I have been actively reading up on a very interesting database product I came across, which - with its linked data support - is very interesting to fediverse impls. Copying from earlier posts on Solid forum:
I recently started delightful project, and - while adding a bunch of graph db’s to delightful-databases - bumped into TerminusDB.
I think this is a very interesting project for those working with linked data.

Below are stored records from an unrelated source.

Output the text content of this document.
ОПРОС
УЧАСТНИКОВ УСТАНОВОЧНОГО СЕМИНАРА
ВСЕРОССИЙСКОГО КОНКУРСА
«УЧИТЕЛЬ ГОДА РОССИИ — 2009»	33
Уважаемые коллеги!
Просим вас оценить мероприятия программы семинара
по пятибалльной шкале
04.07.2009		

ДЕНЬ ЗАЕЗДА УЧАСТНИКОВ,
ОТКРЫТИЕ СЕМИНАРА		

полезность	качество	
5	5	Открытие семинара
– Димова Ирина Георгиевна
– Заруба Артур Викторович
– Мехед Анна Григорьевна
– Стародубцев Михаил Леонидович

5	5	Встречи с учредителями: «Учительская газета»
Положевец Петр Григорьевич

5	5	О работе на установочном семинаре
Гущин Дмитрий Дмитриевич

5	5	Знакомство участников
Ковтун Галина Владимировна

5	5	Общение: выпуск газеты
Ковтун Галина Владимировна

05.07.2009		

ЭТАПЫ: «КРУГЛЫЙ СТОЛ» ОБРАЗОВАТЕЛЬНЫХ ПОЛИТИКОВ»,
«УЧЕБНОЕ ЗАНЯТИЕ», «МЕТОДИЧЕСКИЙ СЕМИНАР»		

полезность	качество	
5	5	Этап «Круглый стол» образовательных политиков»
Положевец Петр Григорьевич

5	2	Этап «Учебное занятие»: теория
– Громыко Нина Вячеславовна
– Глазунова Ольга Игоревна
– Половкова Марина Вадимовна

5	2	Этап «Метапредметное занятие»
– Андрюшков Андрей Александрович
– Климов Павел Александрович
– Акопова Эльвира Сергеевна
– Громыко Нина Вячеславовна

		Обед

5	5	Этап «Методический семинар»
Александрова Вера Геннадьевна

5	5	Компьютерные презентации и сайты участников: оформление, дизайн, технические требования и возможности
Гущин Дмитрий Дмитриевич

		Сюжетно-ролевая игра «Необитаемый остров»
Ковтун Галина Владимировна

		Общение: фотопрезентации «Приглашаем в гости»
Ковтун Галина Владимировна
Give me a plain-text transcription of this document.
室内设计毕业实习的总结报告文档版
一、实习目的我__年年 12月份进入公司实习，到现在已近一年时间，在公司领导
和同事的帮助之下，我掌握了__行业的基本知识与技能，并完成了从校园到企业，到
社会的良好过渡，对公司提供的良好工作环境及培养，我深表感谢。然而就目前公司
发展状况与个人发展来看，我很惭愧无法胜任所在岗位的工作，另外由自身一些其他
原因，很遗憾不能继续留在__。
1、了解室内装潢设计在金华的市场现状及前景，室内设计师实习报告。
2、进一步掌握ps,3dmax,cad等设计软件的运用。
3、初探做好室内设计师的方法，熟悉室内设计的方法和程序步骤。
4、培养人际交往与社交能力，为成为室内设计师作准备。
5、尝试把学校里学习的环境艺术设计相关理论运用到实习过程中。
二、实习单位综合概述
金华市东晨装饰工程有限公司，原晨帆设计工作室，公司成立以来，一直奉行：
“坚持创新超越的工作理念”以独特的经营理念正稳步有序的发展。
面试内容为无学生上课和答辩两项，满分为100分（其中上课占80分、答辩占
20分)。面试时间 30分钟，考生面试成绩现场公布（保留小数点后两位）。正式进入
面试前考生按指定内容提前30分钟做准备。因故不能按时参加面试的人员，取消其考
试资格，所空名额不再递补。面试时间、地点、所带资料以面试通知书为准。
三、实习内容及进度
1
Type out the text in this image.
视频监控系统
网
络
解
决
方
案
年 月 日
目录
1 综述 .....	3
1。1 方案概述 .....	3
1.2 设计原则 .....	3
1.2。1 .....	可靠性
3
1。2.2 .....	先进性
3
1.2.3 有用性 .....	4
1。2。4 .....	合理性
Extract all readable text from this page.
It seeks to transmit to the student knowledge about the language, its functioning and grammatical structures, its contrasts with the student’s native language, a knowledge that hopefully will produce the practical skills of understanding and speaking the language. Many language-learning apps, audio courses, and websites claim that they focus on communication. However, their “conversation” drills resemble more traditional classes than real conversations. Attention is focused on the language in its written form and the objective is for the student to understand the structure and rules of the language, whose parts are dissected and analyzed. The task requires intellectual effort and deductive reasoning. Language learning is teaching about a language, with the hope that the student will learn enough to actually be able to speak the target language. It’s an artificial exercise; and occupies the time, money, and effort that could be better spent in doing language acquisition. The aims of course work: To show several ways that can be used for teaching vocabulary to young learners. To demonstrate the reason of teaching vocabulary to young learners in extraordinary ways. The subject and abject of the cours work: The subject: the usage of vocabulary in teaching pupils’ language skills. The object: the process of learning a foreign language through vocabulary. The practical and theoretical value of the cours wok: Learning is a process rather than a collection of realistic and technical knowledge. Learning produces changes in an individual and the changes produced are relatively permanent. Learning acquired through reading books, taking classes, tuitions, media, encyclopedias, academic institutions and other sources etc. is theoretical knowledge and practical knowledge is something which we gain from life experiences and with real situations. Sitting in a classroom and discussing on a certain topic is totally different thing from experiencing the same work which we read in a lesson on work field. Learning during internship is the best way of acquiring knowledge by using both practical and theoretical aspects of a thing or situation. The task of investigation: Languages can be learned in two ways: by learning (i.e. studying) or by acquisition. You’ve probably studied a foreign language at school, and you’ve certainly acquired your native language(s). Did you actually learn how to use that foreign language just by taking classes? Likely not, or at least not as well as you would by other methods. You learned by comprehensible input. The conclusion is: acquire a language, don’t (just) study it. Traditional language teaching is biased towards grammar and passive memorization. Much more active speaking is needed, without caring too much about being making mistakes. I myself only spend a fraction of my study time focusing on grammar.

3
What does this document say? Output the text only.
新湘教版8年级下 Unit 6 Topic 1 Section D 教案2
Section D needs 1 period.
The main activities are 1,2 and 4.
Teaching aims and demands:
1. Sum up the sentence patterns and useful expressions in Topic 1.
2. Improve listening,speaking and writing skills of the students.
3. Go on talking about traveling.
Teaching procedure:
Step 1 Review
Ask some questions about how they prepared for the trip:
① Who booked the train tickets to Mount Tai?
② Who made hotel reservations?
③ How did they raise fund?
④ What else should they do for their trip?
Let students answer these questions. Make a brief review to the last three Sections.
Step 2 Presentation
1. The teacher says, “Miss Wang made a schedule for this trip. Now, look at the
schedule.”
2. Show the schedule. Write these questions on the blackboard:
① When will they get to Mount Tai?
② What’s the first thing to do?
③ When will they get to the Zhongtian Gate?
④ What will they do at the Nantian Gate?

I won’t duplicate its features here but give you the link:
If you found that interesting then you should really read the recent Hacker News discussion where the team gives lotsa background and answers a whole bunch of questions (such as why didn’t you implement SPARQL querying?):
Some small feature summary might be in order, to demonstrate why I find this so exciting:
- The db schema is defined in OWL (used in a closed-world perspective)
- Most operation occurs in-memory, but is persisted in a forward-only log (similar to git)
- This “git-for-data” approach allows branch, merge, squash, rollback, diff, blame, and time-travel, etc.
- JSON-LD is interchange format, suitable for web, but editing in turtle is possible
- You can query any part of a graph and retrieve as a JSON-LD document (serialized to the depth you want)
- Query format is also JSON-LD, making queries composable and you can store/query queries like normal data
- Client-side the queries are created using fluent JS (for web devs) and/or Ruby (for data scientists)
- Provides transaction processing and updates using immutable database data structures
- Through this immutability the db regains full ACID support
The feature “AI code generation” is confusing but means:
We generate data-input forms automatically from the structure of schema definitions in the database - the same definitions which make it possible to marshall data from JSON-LD documents into a graph and back.
About the persistence of data:
The database is in memory but we journal all transactions to disk, so it is persistent. In fact it’s so persistent that it never goes away. We have an append-only storage approach allowing you to do time-travel. You can query past versions, or look at differences, or even branch from a previous version of the database.
The canary release of TerminusDB 2.0 was just unveiled in this video: Select instance - Invidious
It allows branching, merging of db’s and cool stuff like time travel.